Николай Васильевич положил предел: шесть рублей. Да и то легкомыслие, это уж на полгода вперед. Это уж только потому, что нельзя отказать, подозрительно. Чернышев кого-то бранил, сварливо, с упорством пьяным, бессмысленным, Ни колай Васильевич не сразу разобрал, потом понял: Вольфа, столоначальника. «Это жаба, хамелеон подлый, вы его бойтесь, он наушничает. Слышите? Подальше от него. Я дурного не посоветую…» Николай Васильевич кивал, соглашался.

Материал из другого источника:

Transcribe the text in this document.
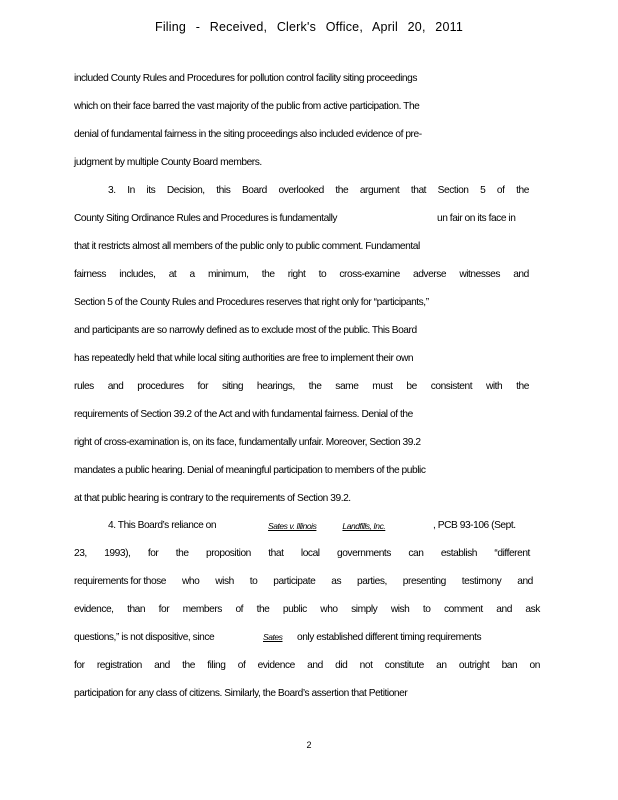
Filing - Received, Clerk's Office, April 20, 2011
included County Rules and Procedures for pollution control facility siting proceedings
which on their face barred the vast majority of the public from active participation. The
denial of fundamental fairness in the siting proceedings also included evidence of pre-
judgment by multiple County Board members.
3. In its Decision, this Board overlooked the argument that Section 5 of the
County Siting Ordinance Rules and Procedures is fundamentally	un fair on its face in
that it restricts almost all members of the public only to public comment. Fundamental
fairness includes, at a minimum, the right to cross-examine adverse witnesses and
Section 5 of the County Rules and Procedures reserves that right only for “participants,”
and participants are so narrowly defined as to exclude most of the public. This Board
has repeatedly held that while local siting authorities are free to implement their own
rules and procedures for siting hearings, the same must be consistent with the
requirements of Section 39.2 of the Act and with fundamental fairness. Denial of the
right of cross-examination is, on its face, fundamentally unfair. Moreover, Section 39.2
mandates a public hearing. Denial of meaningful participation to members of the public
at that public hearing is contrary to the requirements of Section 39.2.
4. This Board’s reliance on	Sates v. Illinois	Landfills, Inc.	, PCB 93-106 (Sept.
23, 1993), for the proposition that local governments can establish “different
requirements for those who wish to participate as parties, presenting testimony and
evidence, than for members of the public who simply wish to comment and ask
questions,” is not dispositive, since	Sates	only established different timing requirements
for registration and the filing of evidence and did not constitute an outright ban on
participation for any class of citizens. Similarly, the Board’s assertion that Petitioner
2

Вдруг, уставив зеленоватый глаз, цедил ледяным тоном:

— А я все про вас знаю, Клеточников. От меня — ни-ни, не укроетесь.

— Что ж вы можете знать? — смеялся Николай Васильевич. — Я человек откровенный.

— Все ваши секретности знаю.

— Ну и знайте на здоровье.

— Ах, вот вы как? — Чернышев будто бы сердился, по глазом голубым, веселым, уже шутил, проказничал. — А у кого дама сердца на Литейном проживает? Хорошенькая? Подруга есть? Велите, чтоб с подругой познакомила. Мне подруга нужна…

Николай Васильевич отшучивался, а у самого холодело: болтает зря или вправду до чего донюхался? Никому же верить нельзя, все они там, гады ползучие, перекрученные. Может, он и не пьян вовсе, и ходить ему с ним, Клеточниковым, в светлый праздник по портерным никак не интересно, но — господин Кириллов послал? Неделю назад, сразу же, как перевели в агентурную часть переписчиком, Петр Иванович предложил ему посещать новую квартиру, где жила барышня Наталья Николаевна, одинокая. А он будто бы ее друг. Для всех понятно, и ничего удивительного. Николаю Васильевичу очень понравилось, и барышня милая, тихая, бледненькая, на диване с книжкой, а они с Петром Ивановичем в соседней комнате. Но живет барышня вовсе не на Литейном, на другой улице.

Однако неприятное что-то колыхнулось, в голове прояснело.

— Никаких барышень знакомых на Литейном у меня, к сожалению, нет, — сказал со вздохом.

— А где есть?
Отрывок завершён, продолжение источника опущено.